The profit margins have been declining gradually since 2004 and saw a drastic drop in 2008 and 2009. Average gross profit margin and net profit margin for component makers between 2004 and 2009 were 6.7 per cent and 6 per cent, respectively. The industry recorded the lowest gross profit margin of 2.7 per cent and net profit margin of 1.8 per cent in the year ended March 2009 (the worst in last six years).
There is another factor at play here. Because of the stiff competition in the car market, most car companies offer wafer-thin margins to their dealers on car sales. Instead, they are encouraged to make money on the sale of spare parts. With this in mind, several car makers have told component makers to route all sales in the retail market only through them. The price, mind you, is the same at which it buys in bulk for its own production lines. In other words, the better profit margins in the retail market are vanishing fast for component manufacturers.

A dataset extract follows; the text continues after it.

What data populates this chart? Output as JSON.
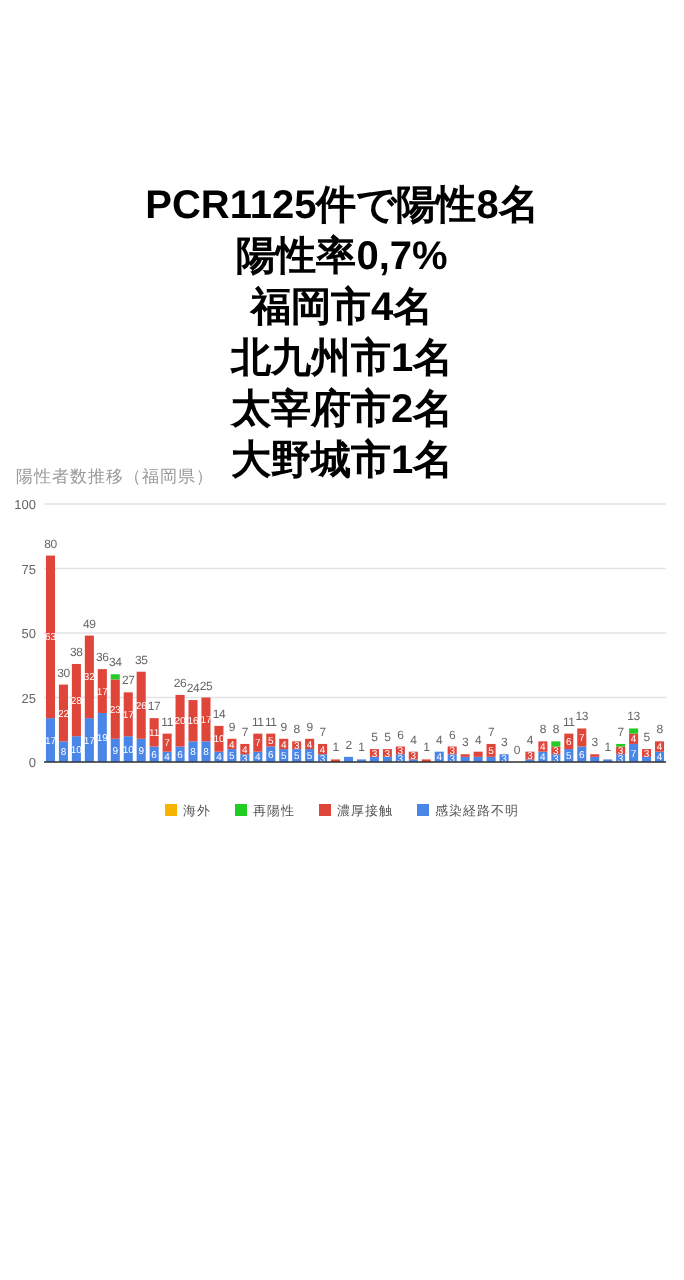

Then there is the China angle. Because of various concessions, Chinese components are up to 30 per cent cheaper than similar components produced in India. Several automobile makers have decided to source up to 30 per cent of their components from China. Component industry executives say that even if actual imports are less, the benchmark on prices is now set by China. For long, the industry has lobbied hard with the commerce ministry for anti-dumping duty on Chinese components. The only success has come in tires. As a result, tire companies have reported brisk sales in the last six to seven months.
This perhaps is the reason why SRF wants to reduce its dependence on tire cord. At the moment, it accounts for around 50 per cent of the company’s annual turnover. But the company wants to bring it down to around 40 per cent. According to SRF Managing Director any new business that his company will get into should have a large number of buyers (unlike the automotive sector) and intellectual property protection for its products.
What has helped is that large non-automotive, engineering-driven companies have realised the worth of Indian component makers. Their expertise in frugal engineering is now well established. As a result, the movement is not just one-way. EADS, which owns Airbus, has set up an office in the country with the mandate to source components. So, there’s a pull from this side. Indian automobile component makers are high-quality suppliers, have all kinds of ISO certifications, follow TPM and TQM, and hence, are the ideal people to source from. Other aerospace majors like Boeing and Lockheed Martin have also set up full-fledged offices and dedicated teams, but it is likely to be a long haul for Indian auto suppliers.
Many automotive component makers, including Tata and Mahindra & Mahindra, are keen to enter the defense and aviation businesses, but they need to come up with a firm plan, acquire technology for these sectors and understand that it is simply a different ballgame. ‘This is not like the automotive business. The manufacturing systems, the specifications, and the quality requirements are so different. A car has a life of five to seven years, while a plane flies for up to 30 years. So, the business relationship and cycles are long. The part approvals in aerospace can take anywhere between 15 months and 18 months; in automobiles, it now takes just two months. In other words, there is no scope for failures. There are, after all, no garages in space.